Le patrimoine français, de la ressource à la plateforme

Il y a quelques jours encore, les journées du patrimoine battaient leur plein. Le patrimoine : un levier de croissance trop souvent méprisé pour nos territoires. Mais quel rapport entre quelques touristes du dimanche découvrant l'église du coin, et le développement local ?

On aime dire que la France est un beau pays, mais on réalise peu à quel point. La France est littéralement constellée de patrimoine. Qui plus est, parmi les dizaines de milliers de monuments historiques recensés, bon nombre sont de grande valeur. En témoignent ici les cartes des monuments qui remontent au Moyen-Âge, d'après notre retraitement de la base publique MERIMEE.

Les monuments que nous avons identifiés comme médiévaux sont ceux dont la datation

des vestiges les plus anciens encore présents sur le site correspond à l'époque médiévale.

 

Mieux encore, contrairement à d'autres atouts, le patrimoine est présent partout sur le territoire.

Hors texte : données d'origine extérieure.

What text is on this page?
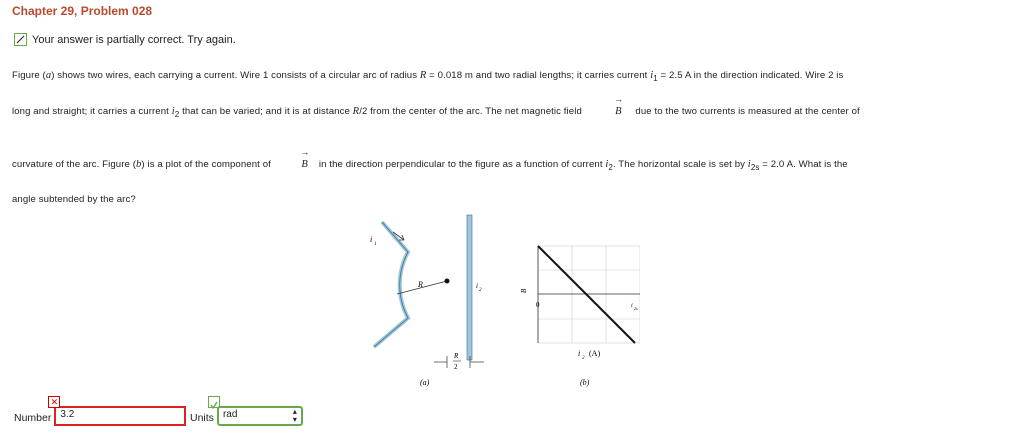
Chapter 29, Problem 028
Your answer is partially correct. Try again.
Figure (a) shows two wires, each carrying a current. Wire 1 consists of a circular arc of radius R = 0.018 m and two radial lengths; it carries current $i_1 = 2.5$ A in the direction indicated. Wire 2 is
long and straight; it carries a current $i_2$ that can be varied; and it is at distance R/2 from the center of the arc. The net magnetic field	→ B due to the two currents is measured at the center of
curvature of the arc. Figure (b) is a plot of the component of	→ B in the direction perpendicular to the figure as a function of current $i_2$. The horizontal scale is set by $i_{2s} = 2.0$ A. What is the
angle subtended by the arc?
i
1
R	i
2
R
2
(a)
B
0	i 2s
i
2
(A)
(b)
Number
✕
3.2	Units rad	▴
▾
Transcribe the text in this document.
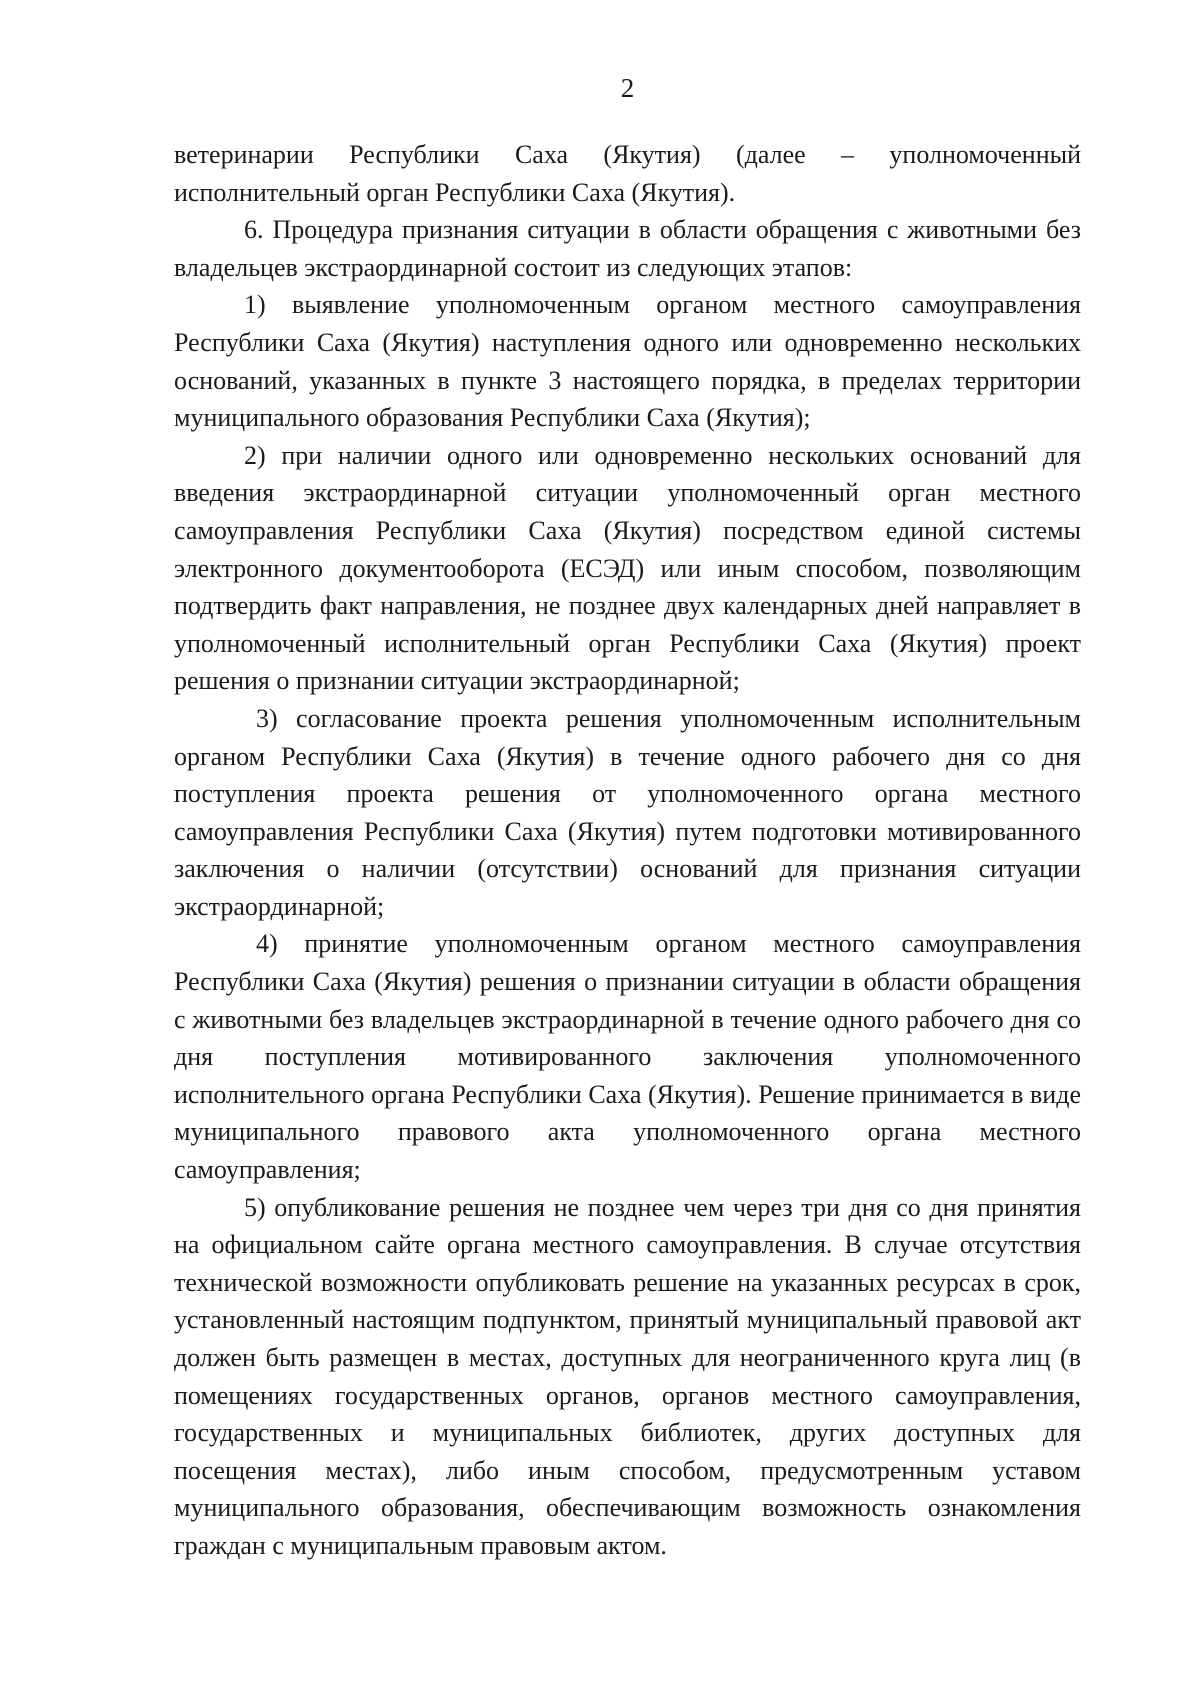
2

ветеринарии Республики Саха (Якутия) (далее – уполномоченный исполнительный орган Республики Саха (Якутия).

6. Процедура признания ситуации в области обращения с животными без владельцев экстраординарной состоит из следующих этапов:

1) выявление уполномоченным органом местного самоуправления Республики Саха (Якутия) наступления одного или одновременно нескольких оснований, указанных в пункте 3 настоящего порядка, в пределах территории муниципального образования Республики Саха (Якутия);

2) при наличии одного или одновременно нескольких оснований для введения экстраординарной ситуации уполномоченный орган местного самоуправления Республики Саха (Якутия) посредством единой системы электронного документооборота (ЕСЭД) или иным способом, позволяющим подтвердить факт направления, не позднее двух календарных дней направляет в уполномоченный исполнительный орган Республики Саха (Якутия) проект решения о признании ситуации экстраординарной;

3) согласование проекта решения уполномоченным исполнительным органом Республики Саха (Якутия) в течение одного рабочего дня со дня поступления проекта решения от уполномоченного органа местного самоуправления Республики Саха (Якутия) путем подготовки мотивированного заключения о наличии (отсутствии) оснований для признания ситуации экстраординарной;

4) принятие уполномоченным органом местного самоуправления Республики Саха (Якутия) решения о признании ситуации в области обращения с животными без владельцев экстраординарной в течение одного рабочего дня со дня поступления мотивированного заключения уполномоченного исполнительного органа Республики Саха (Якутия). Решение принимается в виде муниципального правового акта уполномоченного органа местного самоуправления;

5) опубликование решения не позднее чем через три дня со дня принятия на официальном сайте органа местного самоуправления. В случае отсутствия технической возможности опубликовать решение на указанных ресурсах в срок, установленный настоящим подпунктом, принятый муниципальный правовой акт должен быть размещен в местах, доступных для неограниченного круга лиц (в помещениях государственных органов, органов местного самоуправления, государственных и муниципальных библиотек, других доступных для посещения местах), либо иным способом, предусмотренным уставом муниципального образования, обеспечивающим возможность ознакомления граждан с муниципальным правовым актом.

Par exemple, si l'on ne retient que les monuments classés situés dans les communes de moins de 2000 habitants, la masse reste encore impressionnante.

Les monuments classés représentent un tiers des monuments historiques.

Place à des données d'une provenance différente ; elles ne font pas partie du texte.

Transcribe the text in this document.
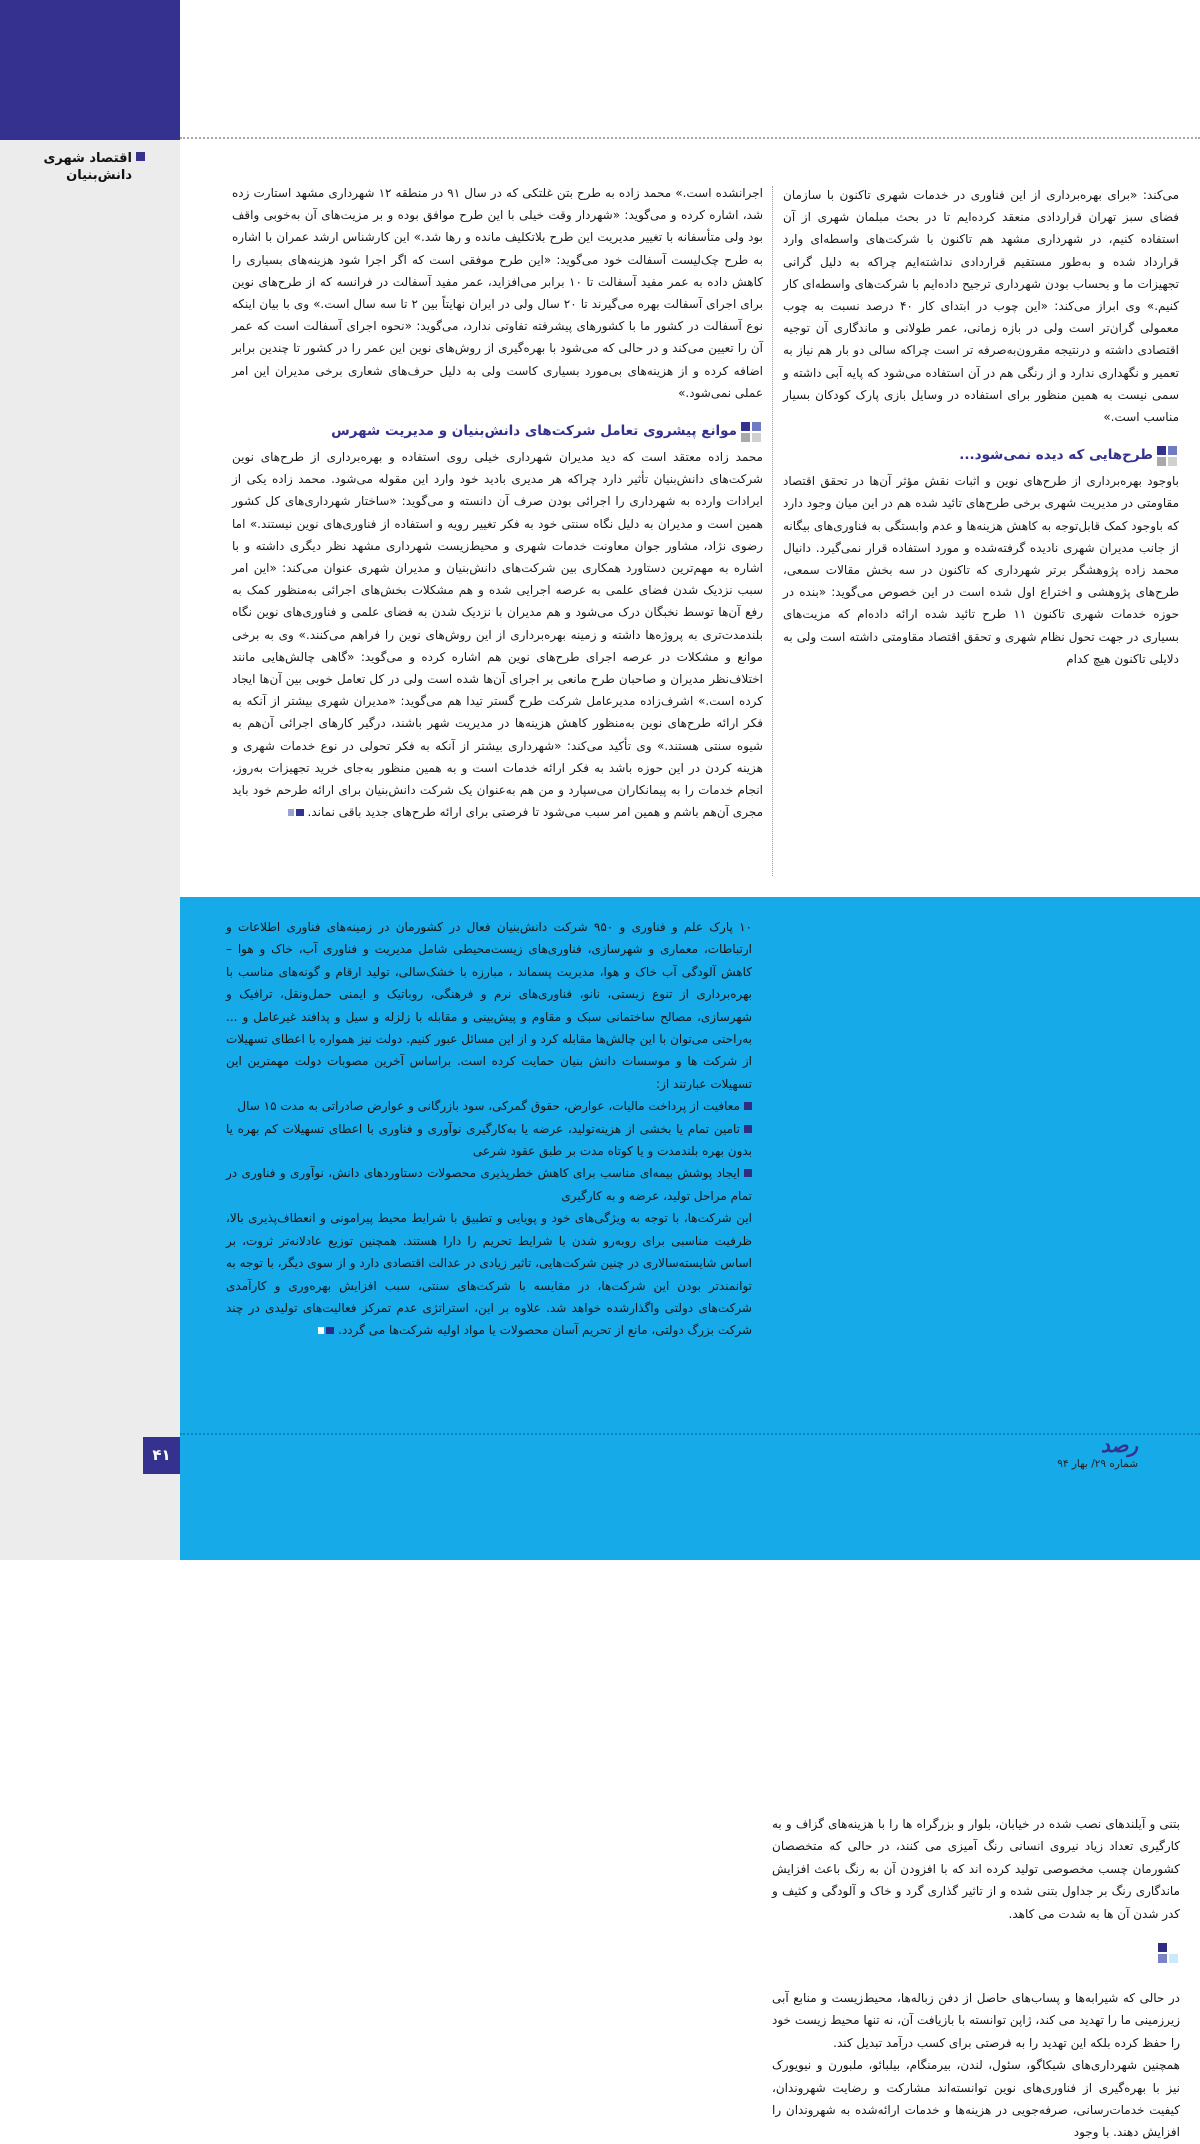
اقتصاد شهری
دانش‌بنیان

می‌کند: «برای بهره‌برداری از این فناوری در خدمات شهری تاکنون با سازمان فضای سبز تهران قراردادی منعقد کرده‌ایم تا در بحث مبلمان شهری از آن استفاده کنیم، در شهرداری مشهد هم تاکنون با شرکت‌های واسطه‌ای وارد قرارداد شده و به‌طور مستقیم قراردادی نداشته‌ایم چراکه به دلیل گرانی تجهیزات ما و بحساب بودن شهرداری ترجیح داده‌ایم با شرکت‌های واسطه‌ای کار کنیم.» وی ابراز می‌کند: «این چوب در ابتدای کار ۴۰ درصد نسبت به چوب معمولی گران‌تر است ولی در بازه زمانی، عمر طولانی و ماندگاری آن توجیه اقتصادی داشته و درنتیجه مقرون‌به‌صرفه تر است چراکه سالی دو بار هم نیاز به تعمیر و نگهداری ندارد و از رنگی هم در آن استفاده می‌شود که پایه آبی داشته و سمی نیست به همین منظور برای استفاده در وسایل بازی پارک کودکان بسیار مناسب است.»

طرح‌هایی که دیده نمی‌شود...

باوجود بهره‌برداری از طرح‌های نوین و اثبات نقش مؤثر آن‌ها در تحقق اقتصاد مقاومتی در مدیریت شهری برخی طرح‌های تائید شده هم در این میان وجود دارد که باوجود کمک قابل‌توجه به کاهش هزینه‌ها و عدم وابستگی به فناوری‌های بیگانه از جانب مدیران شهری نادیده گرفته‌شده و مورد استفاده قرار نمی‌گیرد. دانیال محمد زاده پژوهشگر برتر شهرداری که تاکنون در سه بخش مقالات سمعی، طرح‌های پژوهشی و اختراع اول شده است در این خصوص می‌گوید: «بنده در حوزه خدمات شهری تاکنون ۱۱ طرح تائید شده ارائه داده‌ام که مزیت‌های بسیاری در جهت تحول نظام شهری و تحقق اقتصاد مقاومتی داشته است ولی به دلایلی تاکنون هیچ کدام

اجرانشده است.» محمد زاده به طرح بتن غلتکی که در سال ۹۱ در منطقه ۱۲ شهرداری مشهد استارت زده شد، اشاره کرده و می‌گوید: «شهردار وقت خیلی با این طرح موافق بوده و بر مزیت‌های آن به‌خوبی واقف بود ولی متأسفانه با تغییر مدیریت این طرح بلاتکلیف مانده و رها شد.» این کارشناس ارشد عمران با اشاره به طرح چک‌لیست آسفالت خود می‌گوید: «این طرح موفقی است که اگر اجرا شود هزینه‌های بسیاری را کاهش داده به عمر مفید آسفالت تا ۱۰ برابر می‌افزاید، عمر مفید آسفالت در فرانسه که از طرح‌های نوین برای اجرای آسفالت بهره می‌گیرند تا ۲۰ سال ولی در ایران نهایتاً بین ۲ تا سه سال است.» وی با بیان اینکه نوع آسفالت در کشور ما با کشورهای پیشرفته تفاوتی ندارد، می‌گوید: «نحوه اجرای آسفالت است که عمر آن را تعیین می‌کند و در حالی که می‌شود با بهره‌گیری از روش‌های نوین این عمر را در کشور تا چندین برابر اضافه کرده و از هزینه‌های بی‌مورد بسیاری کاست ولی به دلیل حرف‌های شعاری برخی مدیران این امر عملی نمی‌شود.»

موانع پیشروی تعامل شرکت‌های دانش‌بنیان و مدیریت شهرس

محمد زاده معتقد است که دید مدیران شهرداری خیلی روی استفاده و بهره‌برداری از طرح‌های نوین شرکت‌های دانش‌بنیان تأثیر دارد چراکه هر مدیری بادید خود وارد این مقوله می‌شود. محمد زاده یکی از ایرادات وارده به شهرداری را اجرائی بودن صرف آن دانسته و می‌گوید: «ساختار شهرداری‌های کل کشور همین است و مدیران به دلیل نگاه سنتی خود به فکر تغییر رویه و استفاده از فناوری‌های نوین نیستند.» اما رضوی نژاد، مشاور جوان معاونت خدمات شهری و محیط‌زیست شهرداری مشهد نظر دیگری داشته و با اشاره به مهم‌ترین دستاورد همکاری بین شرکت‌های دانش‌بنیان و مدیران شهری عنوان می‌کند: «این امر سبب نزدیک شدن فضای علمی به عرصه اجرایی شده و هم مشکلات بخش‌های اجرائی به‌منظور کمک به رفع آن‌ها توسط نخبگان درک می‌شود و هم مدیران با نزدیک شدن به فضای علمی و فناوری‌های نوین نگاه بلندمدت‌تری به پروژه‌ها داشته و زمینه بهره‌برداری از این روش‌های نوین را فراهم می‌کنند.» وی به برخی موانع و مشکلات در عرصه اجرای طرح‌های نوین هم اشاره کرده و می‌گوید: «گاهی چالش‌هایی مانند اختلاف‌نظر مدیران و صاحبان طرح مانعی بر اجرای آن‌ها شده است ولی در کل تعامل خوبی بین آن‌ها ایجاد کرده است.» اشرف‌زاده مدیرعامل شرکت طرح گستر تیدا هم می‌گوید: «مدیران شهری بیشتر از آنکه به فکر ارائه طرح‌های نوین به‌منظور کاهش هزینه‌ها در مدیریت شهر باشند، درگیر کارهای اجرائی آن‌هم به شیوه سنتی هستند.» وی تأکید می‌کند: «شهرداری بیشتر از آنکه به فکر تحولی در نوع خدمات شهری و هزینه کردن در این حوزه باشد به فکر ارائه خدمات است و به همین منظور به‌جای خرید تجهیزات به‌روز، انجام خدمات را به پیمانکاران می‌سپارد و من هم به‌عنوان یک شرکت دانش‌بنیان برای ارائه طرحم خود باید مجری آن‌هم باشم و همین امر سبب می‌شود تا فرصتی برای ارائه طرح‌های جدید باقی نماند.

بتنی و آیلندهای نصب شده در خیابان، بلوار و بزرگراه ها را با هزینه‌های گزاف و به کارگیری تعداد زیاد نیروی انسانی رنگ آمیزی می کنند، در حالی که متخصصان کشورمان چسب مخصوصی تولید کرده اند که با افزودن آن به رنگ باعث افزایش ماندگاری رنگ بر جداول بتنی شده و از تاثیر گذاری گرد و خاک و آلودگی و کثیف و کدر شدن آن ها به شدت می کاهد.

نمونه‌های جهانی از دانش‌بنیانی
در مدیریت شهری

در حالی که شیرابه‌ها و پساب‌های حاصل از دفن زباله‌ها، محیط‌زیست و منابع آبی زیرزمینی ما را تهدید می کند، ژاپن توانسته با بازیافت آن، نه تنها محیط زیست خود را حفظ کرده بلکه این تهدید را به فرصتی برای کسب درآمد تبدیل کند.

همچنین شهرداری‌های شیکاگو، سئول، لندن، بیرمنگام، بیلبائو، ملبورن و نیویورک نیز با بهره‌گیری از فناوری‌های نوین توانسته‌اند مشارکت و رضایت شهروندان، کیفیت خدمات‌رسانی، صرفه‌جویی در هزینه‌ها و خدمات ارائه‌شده به شهروندان را افزایش دهند. با وجود

۱۰ پارک علم و فناوری و ۹۵۰ شرکت دانش‌بنیان فعال در کشورمان در زمینه‌های فناوری اطلاعات و ارتباطات، معماری و شهرسازی، فناوری‌های زیست‌محیطی شامل مدیریت و فناوری آب، خاک و هوا – کاهش آلودگی آب خاک و هوا، مدیریت پسماند ، مبارزه با خشک‌سالی، تولید ارقام و گونه‌های مناسب با بهره‌برداری از تنوع زیستی، نانو، فناوری‌های نرم و فرهنگی، روباتیک و ایمنی حمل‌ونقل، ترافیک و شهرسازی، مصالح ساختمانی سبک و مقاوم و پیش‌بینی و مقابله با زلزله و سیل و پدافند غیرعامل و ... به‌راحتی می‌توان با این چالش‌ها مقابله کرد و از این مسائل عبور کنیم. دولت نیز همواره با اعطای تسهیلات از شرکت ها و موسسات دانش بنیان حمایت کرده است. براساس آخرین مصوبات دولت مهمترین این تسهیلات عبارتند از:

معافیت از پرداخت مالیات، عوارض، حقوق گمرکی، سود بازرگانی و عوارض صادراتی به مدت ۱۵ سال

تامین تمام یا بخشی از هزینه‌تولید، عرضه یا به‌کارگیری نوآوری و فناوری با اعطای تسهیلات کم بهره یا بدون بهره بلندمدت و یا کوتاه مدت بر طبق عقود شرعی

ایجاد پوشش بیمه‌ای مناسب برای کاهش خطرپذیری محصولات دستاوردهای دانش، نوآوری و فناوری در تمام مراحل تولید، عرضه و به کارگیری

این شرکت‌ها، با توجه به ویژگی‌های خود و پویایی و تطبیق با شرایط محیط پیرامونی و انعطاف‌پذیری بالا، ظرفیت مناسبی برای روبه‌رو شدن با شرایط تحریم را دارا هستند. همچنین توزیع عادلانه‌تر ثروت، بر اساس شایسته‌سالاری در چنین شرکت‌هایی، تاثیر زیادی در عدالت اقتصادی دارد و از سوی دیگر، با توجه به توانمندتر بودن این شرکت‌ها، در مقایسه با شرکت‌های سنتی، سبب افزایش بهره‌وری و کارآمدی شرکت‌های دولتی واگذارشده خواهد شد. علاوه بر این، استراتژی عدم تمرکز فعالیت‌های تولیدی در چند شرکت بزرگ دولتی، مانع از تحریم آسان محصولات یا مواد اولیه شرکت‌ها می گردد.

۴۱	رصد
شماره ۲۹/ بهار ۹۴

Ce sont les plus importants : l'Etat a reconnu un intérêt public fort à leur conservation.

Face à tant de richesses, il est nécessaire de développer une approche stratégique fine de valorisation au service du développement local. Or, souvent, l'intérêt économique du patrimoine est sous-estimé. La portée du patrimoine est pourtant très profonde : les français sont passionnés d'identité. L'histoire n'est pas que le substrat d'une filière touristique et culturelle. Nos monuments, notre histoire, peuvent constituer le socle du développement économique local, par leur capacité à fédérer et créer du consensus.
Nous devons donc passer de la vision du patrimoine-ressource, à celle du patrimoine-plateforme.
Quand on réduit le patrimoine à une simple ressource, on mobilise surtout deux canaux économiques :
  • d'une part en amont, une filière en rapport avec la restauration patrimoniale, vitalisée par la commande publique ;
  • d'autre part, en aval, l'industrie touristique, qui capitalise sur la présence de sites remarquables.
Or, cette équation est loin d'être toujours tenue. Du côté de l'industrie touristique, il y a beaucoup d'appelés et peu d'élus. Si le Mont Saint-Michel est une machine à cash, une basilique romane remarquable, même classée au patrimoine de l'UNESCO, peut, elle, plus coûter qu'elle ne rapporte. Du côté de la restauration patrimoniale, l'activité reste très dépendante des aléas de du financement public, malgré le développement du mécénat.
 
Alors, pourquoi en rester là ? Appréhendons plutôt le patrimoine comme une plateforme de convergence et de croisement des différents acteurs et des différentes activités du territoire.
Parce qu'il a un potentiel fédérateur et iconique qui permet l'émergence de projets originaux, le patrimoine est un des meilleurs exemples de ces communs dont parlent les politologues et les chercheurs de la ville. En France, beaucoup se sentent concernés par la problématique patrimoniale, et c'est en tant que citoyens que nous considérons avoir un droit de regard sur la gestion des monuments incarnant notre histoire.
La construction d'identité constitue donc le socle de la valorisation patrimoniale : à travers le patrimoine, l'identité d'une communauté locale est renforcée ; et tout au contraire, un patrimoine laissé en déshérence envoie un très mauvais signal sur l'estime de soi que se porte un territoire.
Les différentes méthodes de valorisation du patrimoine se renforcent mutuellement. La dynamique repose sur le fait que le patrimoine est appréhendé comme un lieu de rencontre, et non comme une ressource inerte.
  • Rencontre des savoir-faire, avec une mise en valeur des traditions artisanales et industrielles locales, à hybrider avec les innovations que le territoire porte en gestation, et pour lequel le patrimoine constitue un living lab idéal ;
  • Rencontre des acteurs du territoire, en construisant une fierté commune à partir d'un objet qui fait consensus, et en donnant l'occasion d'apprendre à travailler ensemble autour d'objectifs partagés (exemple : levée de fonds participative pour une mise en valeur, obtention d'un label...).
Tout cela sans oublier la traditionnelle valorisation touristique, qui s'en trouve considérablement renforcée, car non pas coupée de la dynamique locale, mais imbriquée.
 
La France devrait bel et bien en finir avec son passé ; non pas pour le jeter à la poubelle, mais pour en faire du présent, et comprendre que les vieilles pierres sont le meilleur support des idées neuves.